I can proudly say the Dining Department’s staff has also risen to the challenge this semester, continuing to provide relevant, conscientious and tongue-in-cheek content. We have published 45 articles this semester, keeping a schedule of content creation to at least three a week and oftentimes more. There are a million other things that should be taking up the Dining Staff’s time — from helping out with the cooking and cleaning around the house, to figuring out classes and schedules online, to praying for sick loved ones. But, still, they have all managed to make time for The Sun. This is a testament to how dedicated our writers are.

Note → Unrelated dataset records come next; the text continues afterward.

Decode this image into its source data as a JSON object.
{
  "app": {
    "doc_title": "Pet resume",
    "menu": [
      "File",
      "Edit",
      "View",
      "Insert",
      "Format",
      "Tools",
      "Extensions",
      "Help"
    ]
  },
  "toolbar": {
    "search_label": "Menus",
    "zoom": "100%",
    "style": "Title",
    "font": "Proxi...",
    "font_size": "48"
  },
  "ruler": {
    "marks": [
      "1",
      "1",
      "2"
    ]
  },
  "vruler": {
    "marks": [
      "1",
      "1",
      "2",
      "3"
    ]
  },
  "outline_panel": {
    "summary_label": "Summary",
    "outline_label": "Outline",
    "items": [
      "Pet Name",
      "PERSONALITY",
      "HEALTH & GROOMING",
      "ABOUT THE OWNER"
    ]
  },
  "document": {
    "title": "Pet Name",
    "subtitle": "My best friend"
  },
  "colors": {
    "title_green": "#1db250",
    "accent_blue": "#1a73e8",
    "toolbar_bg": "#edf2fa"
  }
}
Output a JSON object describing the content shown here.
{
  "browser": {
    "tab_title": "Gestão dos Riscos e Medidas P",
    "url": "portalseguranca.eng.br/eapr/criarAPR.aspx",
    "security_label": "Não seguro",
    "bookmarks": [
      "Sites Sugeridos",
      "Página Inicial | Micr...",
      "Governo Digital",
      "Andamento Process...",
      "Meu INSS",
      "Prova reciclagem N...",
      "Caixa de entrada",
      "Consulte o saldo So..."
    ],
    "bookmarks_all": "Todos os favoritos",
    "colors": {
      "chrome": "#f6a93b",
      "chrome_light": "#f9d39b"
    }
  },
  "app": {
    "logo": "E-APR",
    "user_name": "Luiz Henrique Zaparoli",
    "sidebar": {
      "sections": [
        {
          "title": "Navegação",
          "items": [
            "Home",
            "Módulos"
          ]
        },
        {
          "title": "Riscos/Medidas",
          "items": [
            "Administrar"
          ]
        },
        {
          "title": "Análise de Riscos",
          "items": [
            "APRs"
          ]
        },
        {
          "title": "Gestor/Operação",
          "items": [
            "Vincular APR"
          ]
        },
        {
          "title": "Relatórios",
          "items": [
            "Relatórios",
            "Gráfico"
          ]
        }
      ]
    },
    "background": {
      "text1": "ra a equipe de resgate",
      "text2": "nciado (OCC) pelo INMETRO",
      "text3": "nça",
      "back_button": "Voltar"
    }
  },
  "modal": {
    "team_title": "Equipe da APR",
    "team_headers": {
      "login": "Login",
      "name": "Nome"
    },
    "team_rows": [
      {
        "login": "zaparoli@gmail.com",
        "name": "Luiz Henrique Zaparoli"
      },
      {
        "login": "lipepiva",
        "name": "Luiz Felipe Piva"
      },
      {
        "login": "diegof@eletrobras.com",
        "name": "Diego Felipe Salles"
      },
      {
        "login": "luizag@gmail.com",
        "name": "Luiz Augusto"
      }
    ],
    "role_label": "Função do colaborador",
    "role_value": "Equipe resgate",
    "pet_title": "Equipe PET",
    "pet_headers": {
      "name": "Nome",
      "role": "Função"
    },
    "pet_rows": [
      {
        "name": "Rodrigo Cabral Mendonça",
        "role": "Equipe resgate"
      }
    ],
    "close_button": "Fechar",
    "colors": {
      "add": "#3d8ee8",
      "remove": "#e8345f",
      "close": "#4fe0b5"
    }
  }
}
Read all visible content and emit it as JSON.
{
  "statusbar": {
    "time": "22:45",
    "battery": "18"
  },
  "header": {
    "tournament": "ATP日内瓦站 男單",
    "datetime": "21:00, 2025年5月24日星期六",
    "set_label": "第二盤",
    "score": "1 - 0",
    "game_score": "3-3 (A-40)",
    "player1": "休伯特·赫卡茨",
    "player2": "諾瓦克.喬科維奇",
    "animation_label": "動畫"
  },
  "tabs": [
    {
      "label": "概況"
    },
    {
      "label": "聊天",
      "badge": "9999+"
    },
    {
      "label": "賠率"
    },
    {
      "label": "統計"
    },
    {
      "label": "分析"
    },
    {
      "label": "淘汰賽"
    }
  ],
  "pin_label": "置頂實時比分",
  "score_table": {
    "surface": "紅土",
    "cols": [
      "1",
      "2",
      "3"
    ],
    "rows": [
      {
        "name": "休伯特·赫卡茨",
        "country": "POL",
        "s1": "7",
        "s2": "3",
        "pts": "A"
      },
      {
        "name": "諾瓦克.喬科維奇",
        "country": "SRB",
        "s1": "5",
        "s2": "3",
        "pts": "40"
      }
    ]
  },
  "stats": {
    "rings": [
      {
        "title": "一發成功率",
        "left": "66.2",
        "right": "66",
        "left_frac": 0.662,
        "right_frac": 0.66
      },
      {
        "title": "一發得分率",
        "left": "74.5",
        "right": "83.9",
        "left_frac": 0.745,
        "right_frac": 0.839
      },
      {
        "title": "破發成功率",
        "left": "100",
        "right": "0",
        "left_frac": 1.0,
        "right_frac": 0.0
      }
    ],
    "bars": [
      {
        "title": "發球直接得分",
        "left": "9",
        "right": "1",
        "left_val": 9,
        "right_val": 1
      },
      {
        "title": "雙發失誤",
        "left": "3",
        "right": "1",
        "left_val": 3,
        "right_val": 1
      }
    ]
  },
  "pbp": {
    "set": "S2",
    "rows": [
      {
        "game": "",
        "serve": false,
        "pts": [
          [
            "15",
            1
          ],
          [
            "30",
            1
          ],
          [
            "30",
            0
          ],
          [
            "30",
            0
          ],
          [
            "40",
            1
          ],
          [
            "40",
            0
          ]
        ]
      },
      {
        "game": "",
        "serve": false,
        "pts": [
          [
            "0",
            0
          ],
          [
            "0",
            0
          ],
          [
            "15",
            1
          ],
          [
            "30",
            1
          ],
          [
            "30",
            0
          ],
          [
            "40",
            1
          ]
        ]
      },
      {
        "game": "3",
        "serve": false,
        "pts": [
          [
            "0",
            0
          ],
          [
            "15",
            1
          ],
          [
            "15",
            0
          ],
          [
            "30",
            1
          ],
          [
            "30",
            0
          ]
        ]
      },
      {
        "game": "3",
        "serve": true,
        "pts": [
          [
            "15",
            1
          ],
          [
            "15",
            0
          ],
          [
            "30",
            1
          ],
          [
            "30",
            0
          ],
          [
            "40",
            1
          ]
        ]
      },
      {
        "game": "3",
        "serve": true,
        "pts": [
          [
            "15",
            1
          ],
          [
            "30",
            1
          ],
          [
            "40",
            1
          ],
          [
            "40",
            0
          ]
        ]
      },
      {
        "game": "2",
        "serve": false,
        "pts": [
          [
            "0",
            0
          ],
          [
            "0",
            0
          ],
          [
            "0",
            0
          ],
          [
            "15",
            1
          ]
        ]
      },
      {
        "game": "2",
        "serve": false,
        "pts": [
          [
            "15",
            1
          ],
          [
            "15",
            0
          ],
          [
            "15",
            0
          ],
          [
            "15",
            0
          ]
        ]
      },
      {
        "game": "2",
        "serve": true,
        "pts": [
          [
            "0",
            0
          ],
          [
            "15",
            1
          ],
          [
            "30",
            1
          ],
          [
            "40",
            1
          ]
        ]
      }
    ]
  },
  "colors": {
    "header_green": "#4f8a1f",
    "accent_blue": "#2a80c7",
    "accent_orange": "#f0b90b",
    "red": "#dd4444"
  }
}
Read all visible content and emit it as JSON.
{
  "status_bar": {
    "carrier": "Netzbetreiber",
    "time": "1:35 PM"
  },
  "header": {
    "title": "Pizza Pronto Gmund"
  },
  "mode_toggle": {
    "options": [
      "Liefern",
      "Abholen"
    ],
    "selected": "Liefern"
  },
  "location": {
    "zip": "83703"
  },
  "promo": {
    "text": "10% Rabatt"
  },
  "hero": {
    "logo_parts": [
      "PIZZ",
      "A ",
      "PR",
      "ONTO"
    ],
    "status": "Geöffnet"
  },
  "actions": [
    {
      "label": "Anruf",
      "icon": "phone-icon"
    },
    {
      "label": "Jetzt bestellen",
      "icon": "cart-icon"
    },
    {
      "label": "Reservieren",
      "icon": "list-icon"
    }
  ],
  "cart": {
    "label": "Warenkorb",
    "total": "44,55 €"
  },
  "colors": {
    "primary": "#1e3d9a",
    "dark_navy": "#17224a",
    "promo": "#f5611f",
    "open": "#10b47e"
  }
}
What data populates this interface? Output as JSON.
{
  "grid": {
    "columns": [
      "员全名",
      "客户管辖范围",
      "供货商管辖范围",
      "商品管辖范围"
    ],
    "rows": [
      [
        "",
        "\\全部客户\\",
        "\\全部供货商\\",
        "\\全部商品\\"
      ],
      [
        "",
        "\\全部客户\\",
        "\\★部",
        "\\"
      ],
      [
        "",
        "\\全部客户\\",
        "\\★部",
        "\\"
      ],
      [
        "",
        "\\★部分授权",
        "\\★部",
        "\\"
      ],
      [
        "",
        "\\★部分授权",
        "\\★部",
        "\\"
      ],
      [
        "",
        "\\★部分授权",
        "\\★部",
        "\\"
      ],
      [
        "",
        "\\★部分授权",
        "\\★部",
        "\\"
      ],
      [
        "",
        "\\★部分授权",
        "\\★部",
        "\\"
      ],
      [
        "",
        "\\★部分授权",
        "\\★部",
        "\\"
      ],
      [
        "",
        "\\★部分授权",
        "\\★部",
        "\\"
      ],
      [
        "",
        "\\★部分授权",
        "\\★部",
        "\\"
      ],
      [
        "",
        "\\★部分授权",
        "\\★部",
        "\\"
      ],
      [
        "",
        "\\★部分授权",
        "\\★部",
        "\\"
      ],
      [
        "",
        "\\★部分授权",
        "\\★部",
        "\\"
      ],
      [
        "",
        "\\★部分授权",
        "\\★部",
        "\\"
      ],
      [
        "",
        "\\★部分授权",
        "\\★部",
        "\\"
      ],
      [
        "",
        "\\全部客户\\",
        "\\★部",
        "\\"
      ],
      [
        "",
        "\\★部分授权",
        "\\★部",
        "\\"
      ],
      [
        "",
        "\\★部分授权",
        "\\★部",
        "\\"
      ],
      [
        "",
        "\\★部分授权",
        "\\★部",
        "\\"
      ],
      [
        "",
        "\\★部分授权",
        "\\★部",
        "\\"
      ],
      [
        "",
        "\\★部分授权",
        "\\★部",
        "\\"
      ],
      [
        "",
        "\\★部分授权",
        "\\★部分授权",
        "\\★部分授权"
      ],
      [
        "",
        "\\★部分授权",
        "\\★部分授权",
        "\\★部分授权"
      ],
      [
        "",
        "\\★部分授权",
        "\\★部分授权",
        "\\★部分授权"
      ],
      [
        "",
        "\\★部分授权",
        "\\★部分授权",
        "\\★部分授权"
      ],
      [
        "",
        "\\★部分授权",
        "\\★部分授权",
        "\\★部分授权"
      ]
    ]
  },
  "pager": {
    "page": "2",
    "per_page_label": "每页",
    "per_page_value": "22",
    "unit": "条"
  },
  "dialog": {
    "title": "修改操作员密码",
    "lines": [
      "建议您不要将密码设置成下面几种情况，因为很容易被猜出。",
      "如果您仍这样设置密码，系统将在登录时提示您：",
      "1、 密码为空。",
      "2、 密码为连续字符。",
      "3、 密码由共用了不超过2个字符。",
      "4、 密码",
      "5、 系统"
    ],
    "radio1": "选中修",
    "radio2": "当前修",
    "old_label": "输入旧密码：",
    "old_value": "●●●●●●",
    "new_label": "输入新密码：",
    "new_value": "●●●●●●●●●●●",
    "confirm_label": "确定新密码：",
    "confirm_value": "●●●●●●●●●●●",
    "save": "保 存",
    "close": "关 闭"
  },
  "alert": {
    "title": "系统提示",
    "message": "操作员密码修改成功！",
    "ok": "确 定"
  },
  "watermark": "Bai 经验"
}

Dedicated and thoughtful, I must add. As one of the lighter subjects The Sun covers, we aim to try and provide a break in the action. But, that doesn’t mean we don’t dig deep. Articles like Jack Waxman’s ’22 “The New Cash Cow: How Solar Can Save Dairy Farms” to Brianna Johnson’s ’21 “The Third Sunday” exemplify that attitude. Food is central to all lives, and it offers us a channel to think hard about many of the most relevant issues of our time: Care, equality, security, pollution, distribution and lifestyle. I hope the world doesn’t look the same after this pandemic. If we change nothing about how we source our food, our distribution systems, our food banks and stockpiles or our eating and buying habits, then we have truly failed all the care providers who are currently carrying us on their and their children’s backs. Luckily, I don’t think my hope will be in vain. I’m already seeing change.
At Cornell, this change stretches from saying goodbye to old Collegetown favorites to celebrating the successes of new Cornell graduates. It also extends to caring much more deeply about local farmers, vegan restaurants and the exciting prospects of CBD. Change is a force of nature, and it will keep shaping the Dining Department throughout the summer months as we continue to put out regular content — so stay tuned.
I don’t want to sound like I’m preaching to the choir, or add another hyperlink, so I’m going to end this brief thank you here. On behalf of the Dining Department, I want to wish you and all of your family well.